Faut-il ouvrir un restaurant kasher à Jérusalem ?

Les nombreux entrepreneurs qui souhaitent ouvrir un restaurant à Jérusalem se trouvent face à un sérieux dilemme relatif au problème de la kashrout. D’une part, un restaurant kasher à Jérusalem va attirer de nombreux clients pendant la semaine mais en fin de semaine, personne ne viendra. D’autre part, un restaurant non kasher à Jérusalem pourra préserver une clientèle religieuse en fin de semaine seulement, mais en semaine il devra renoncer à cette clientèle. Dans les lignes qui suivent, nous ne prendrons pas en compte les rares clients religieux qui sont prêts à faire des concessions et entrer dans un restaurant non cacher, dans lequel ils commanderont des plats non interdits.

Quels sont les lieux de divertissement fréquentés par le secteur orthodoxe à Jérusalem ?

La raison pour laquelle nous ne nous attardons pas sur ce type de clientèle est que les porteurs de kipa crochetée à Jérusalem sont vraiment une minorité parmi les religieux nationalistes.

L’article présent va se concentrer principalement sur la population religieuse, laïque et religieuse nationaliste.

En dépit de la kashrout répandue dans le quartier de Emek Refaim à Jérusalem et dans les autres restaurants du centre ville, la plupart des orthodoxes, pour ne pas dire tous, évitent de les fréquenter. N’oublions pas que chez les orthodoxes, selon la loi religieuse, il est interdit de s’installer dans les cafés, les restaurants et beaucoup d’autres endroits de divertissement.

Changement de tendances culturelles à Jérusalem

Il en résulte ainsi que dans la région de Bnei Brak ou dans le quartier de Mea Shearim, il n’existe aucun établissement de restauration excepté des comptoirs de falafels.

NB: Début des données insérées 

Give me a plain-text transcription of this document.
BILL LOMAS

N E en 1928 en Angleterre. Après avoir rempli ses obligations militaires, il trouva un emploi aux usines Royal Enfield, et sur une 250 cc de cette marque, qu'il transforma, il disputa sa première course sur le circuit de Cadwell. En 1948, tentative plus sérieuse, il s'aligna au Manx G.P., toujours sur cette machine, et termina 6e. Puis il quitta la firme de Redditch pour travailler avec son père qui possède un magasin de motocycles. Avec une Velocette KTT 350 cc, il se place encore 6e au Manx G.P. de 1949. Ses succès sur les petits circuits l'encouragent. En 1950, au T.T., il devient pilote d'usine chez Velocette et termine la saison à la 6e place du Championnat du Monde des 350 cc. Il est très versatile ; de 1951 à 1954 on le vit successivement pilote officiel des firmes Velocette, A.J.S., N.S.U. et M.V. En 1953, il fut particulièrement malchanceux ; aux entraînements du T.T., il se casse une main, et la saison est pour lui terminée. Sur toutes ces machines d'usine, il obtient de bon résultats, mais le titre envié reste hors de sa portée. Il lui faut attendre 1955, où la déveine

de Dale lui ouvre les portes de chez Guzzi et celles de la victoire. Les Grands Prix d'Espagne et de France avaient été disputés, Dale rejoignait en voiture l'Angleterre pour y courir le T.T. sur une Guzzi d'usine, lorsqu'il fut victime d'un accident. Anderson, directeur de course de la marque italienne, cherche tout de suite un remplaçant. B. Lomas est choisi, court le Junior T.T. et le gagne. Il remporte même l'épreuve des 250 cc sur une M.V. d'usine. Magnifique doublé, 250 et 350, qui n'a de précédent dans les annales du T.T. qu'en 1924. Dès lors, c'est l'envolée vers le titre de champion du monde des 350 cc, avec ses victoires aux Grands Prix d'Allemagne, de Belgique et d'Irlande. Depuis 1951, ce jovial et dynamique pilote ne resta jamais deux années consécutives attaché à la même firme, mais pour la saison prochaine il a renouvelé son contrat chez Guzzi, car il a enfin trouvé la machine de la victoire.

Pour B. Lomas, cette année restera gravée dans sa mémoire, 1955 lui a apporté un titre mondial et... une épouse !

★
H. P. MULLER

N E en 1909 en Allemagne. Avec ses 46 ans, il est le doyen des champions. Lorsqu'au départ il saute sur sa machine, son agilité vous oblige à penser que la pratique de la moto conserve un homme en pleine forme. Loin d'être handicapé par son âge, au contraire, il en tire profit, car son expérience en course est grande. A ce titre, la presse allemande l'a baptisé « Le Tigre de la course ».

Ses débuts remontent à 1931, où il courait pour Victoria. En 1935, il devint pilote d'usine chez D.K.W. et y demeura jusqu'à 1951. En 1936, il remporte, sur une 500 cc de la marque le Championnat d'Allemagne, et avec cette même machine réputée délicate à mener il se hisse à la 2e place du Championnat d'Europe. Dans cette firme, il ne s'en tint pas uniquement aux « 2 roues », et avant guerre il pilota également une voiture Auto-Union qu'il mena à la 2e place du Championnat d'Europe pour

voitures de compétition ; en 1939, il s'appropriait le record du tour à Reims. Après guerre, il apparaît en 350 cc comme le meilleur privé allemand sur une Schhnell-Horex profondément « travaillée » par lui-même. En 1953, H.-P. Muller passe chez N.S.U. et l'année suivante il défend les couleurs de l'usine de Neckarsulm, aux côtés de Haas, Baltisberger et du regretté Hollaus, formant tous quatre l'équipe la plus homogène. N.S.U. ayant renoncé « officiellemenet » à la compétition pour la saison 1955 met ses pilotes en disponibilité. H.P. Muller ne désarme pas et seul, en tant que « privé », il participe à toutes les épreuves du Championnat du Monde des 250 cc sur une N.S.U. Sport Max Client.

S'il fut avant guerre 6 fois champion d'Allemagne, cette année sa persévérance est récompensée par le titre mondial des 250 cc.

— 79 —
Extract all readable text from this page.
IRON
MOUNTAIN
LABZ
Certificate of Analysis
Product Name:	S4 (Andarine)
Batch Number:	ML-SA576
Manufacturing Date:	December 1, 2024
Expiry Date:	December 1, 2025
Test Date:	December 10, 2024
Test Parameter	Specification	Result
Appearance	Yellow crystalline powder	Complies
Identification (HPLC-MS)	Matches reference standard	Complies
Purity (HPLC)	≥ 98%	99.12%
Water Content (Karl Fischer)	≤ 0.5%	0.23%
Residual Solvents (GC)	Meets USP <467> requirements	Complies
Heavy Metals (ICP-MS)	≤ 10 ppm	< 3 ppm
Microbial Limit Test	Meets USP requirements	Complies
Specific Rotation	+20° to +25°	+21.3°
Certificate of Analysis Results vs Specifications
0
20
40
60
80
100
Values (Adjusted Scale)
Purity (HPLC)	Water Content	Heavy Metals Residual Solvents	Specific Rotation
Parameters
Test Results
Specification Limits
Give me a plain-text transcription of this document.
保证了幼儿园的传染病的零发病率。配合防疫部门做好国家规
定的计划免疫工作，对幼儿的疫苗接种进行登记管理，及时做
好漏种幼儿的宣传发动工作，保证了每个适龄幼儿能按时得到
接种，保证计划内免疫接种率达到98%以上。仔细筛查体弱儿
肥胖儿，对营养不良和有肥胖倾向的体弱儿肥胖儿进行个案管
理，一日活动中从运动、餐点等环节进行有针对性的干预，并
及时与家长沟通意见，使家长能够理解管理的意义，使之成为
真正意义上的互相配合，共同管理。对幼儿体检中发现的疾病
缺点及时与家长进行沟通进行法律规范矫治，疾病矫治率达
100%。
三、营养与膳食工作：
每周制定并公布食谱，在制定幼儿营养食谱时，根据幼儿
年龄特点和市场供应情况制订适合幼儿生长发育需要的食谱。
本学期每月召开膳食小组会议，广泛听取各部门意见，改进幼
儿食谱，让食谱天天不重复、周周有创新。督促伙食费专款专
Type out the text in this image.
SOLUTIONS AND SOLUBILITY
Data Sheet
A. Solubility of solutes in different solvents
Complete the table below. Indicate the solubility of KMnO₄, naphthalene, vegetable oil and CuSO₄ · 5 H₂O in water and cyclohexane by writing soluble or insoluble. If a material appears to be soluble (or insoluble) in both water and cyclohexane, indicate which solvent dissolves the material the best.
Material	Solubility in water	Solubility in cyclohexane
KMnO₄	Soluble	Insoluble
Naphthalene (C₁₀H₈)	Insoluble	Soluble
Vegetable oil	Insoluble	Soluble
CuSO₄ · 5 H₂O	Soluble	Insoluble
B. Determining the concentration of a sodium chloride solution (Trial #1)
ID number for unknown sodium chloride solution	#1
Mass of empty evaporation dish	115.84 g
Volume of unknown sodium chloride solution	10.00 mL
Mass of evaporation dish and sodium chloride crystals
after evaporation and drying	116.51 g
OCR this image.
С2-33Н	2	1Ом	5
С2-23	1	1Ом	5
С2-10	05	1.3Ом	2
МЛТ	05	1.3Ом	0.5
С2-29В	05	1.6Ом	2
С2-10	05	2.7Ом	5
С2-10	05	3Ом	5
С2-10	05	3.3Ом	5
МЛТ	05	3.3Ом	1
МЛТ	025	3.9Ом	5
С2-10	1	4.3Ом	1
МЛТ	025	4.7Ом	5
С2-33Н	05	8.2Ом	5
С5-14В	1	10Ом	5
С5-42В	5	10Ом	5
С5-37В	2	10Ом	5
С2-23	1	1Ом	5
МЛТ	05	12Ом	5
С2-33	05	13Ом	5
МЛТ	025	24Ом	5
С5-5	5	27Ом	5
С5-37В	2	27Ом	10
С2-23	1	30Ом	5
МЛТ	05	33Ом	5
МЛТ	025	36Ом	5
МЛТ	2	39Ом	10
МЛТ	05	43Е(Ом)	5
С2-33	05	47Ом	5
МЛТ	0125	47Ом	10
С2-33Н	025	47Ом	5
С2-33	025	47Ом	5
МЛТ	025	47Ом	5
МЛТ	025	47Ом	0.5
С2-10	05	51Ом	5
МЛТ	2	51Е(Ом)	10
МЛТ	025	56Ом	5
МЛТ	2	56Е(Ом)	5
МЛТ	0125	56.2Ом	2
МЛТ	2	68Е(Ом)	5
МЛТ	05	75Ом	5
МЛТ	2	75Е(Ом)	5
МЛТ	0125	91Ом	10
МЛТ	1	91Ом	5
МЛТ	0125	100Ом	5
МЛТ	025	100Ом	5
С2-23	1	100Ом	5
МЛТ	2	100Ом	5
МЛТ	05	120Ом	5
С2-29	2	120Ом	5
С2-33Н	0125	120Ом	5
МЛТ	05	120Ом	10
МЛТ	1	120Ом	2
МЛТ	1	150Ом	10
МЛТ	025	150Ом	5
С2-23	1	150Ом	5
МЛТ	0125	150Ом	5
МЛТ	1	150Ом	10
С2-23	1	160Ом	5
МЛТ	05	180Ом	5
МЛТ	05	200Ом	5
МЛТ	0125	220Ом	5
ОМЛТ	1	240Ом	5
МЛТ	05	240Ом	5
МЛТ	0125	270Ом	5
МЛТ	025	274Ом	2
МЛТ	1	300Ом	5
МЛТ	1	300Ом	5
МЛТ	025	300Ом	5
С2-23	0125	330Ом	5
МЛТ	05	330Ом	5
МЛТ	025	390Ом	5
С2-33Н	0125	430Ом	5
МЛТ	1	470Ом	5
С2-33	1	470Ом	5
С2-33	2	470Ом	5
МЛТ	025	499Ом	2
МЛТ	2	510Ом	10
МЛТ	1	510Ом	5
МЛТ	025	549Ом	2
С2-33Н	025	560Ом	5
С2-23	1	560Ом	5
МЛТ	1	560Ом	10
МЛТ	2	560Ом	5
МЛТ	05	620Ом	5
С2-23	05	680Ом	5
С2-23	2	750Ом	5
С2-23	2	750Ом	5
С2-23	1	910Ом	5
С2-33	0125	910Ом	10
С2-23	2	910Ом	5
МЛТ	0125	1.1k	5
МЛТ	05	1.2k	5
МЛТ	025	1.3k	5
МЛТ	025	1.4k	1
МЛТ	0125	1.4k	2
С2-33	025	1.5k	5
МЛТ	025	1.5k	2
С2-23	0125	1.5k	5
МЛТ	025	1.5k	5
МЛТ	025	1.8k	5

Par contre, le secteur religieux à Jérusalem ainsi que le public traditionaliste ont pour habitude de fréquenter de nombreux lieux de loisirs et parmi eux, les restaurants kasher de Jérusalem. Ils ont adopté des comportements propres aux laïques. Cette tranche de clientèle représente aujourd’hui 50% de l’ensemble des habitants de Jérusalem qui profitent de ce type de divertissement. Il s’agit de nouveaux comportements qui se reflètent depuis peu dans la ville, alors qu’il y a à peine une quinzaine d’années, ce public n’avait pas l’habitude de fréquenter les restaurants de la ville.

Les endroits, comme Emek Refaim à Jérusalem, sont généralement remplis de ce genre de clientèle tout au long de la journée et plus particulièrement le soir. La tranche d’âge de cette clientèle habituée à fréquenter les restaurants kasher change en fonction du type et du caractère du restaurant. Ainsi, la plupart de la clientèle jeune fréquente les restaurants bons marchés et le public plus âgé choisit plutôt les restaurants gastronomiques.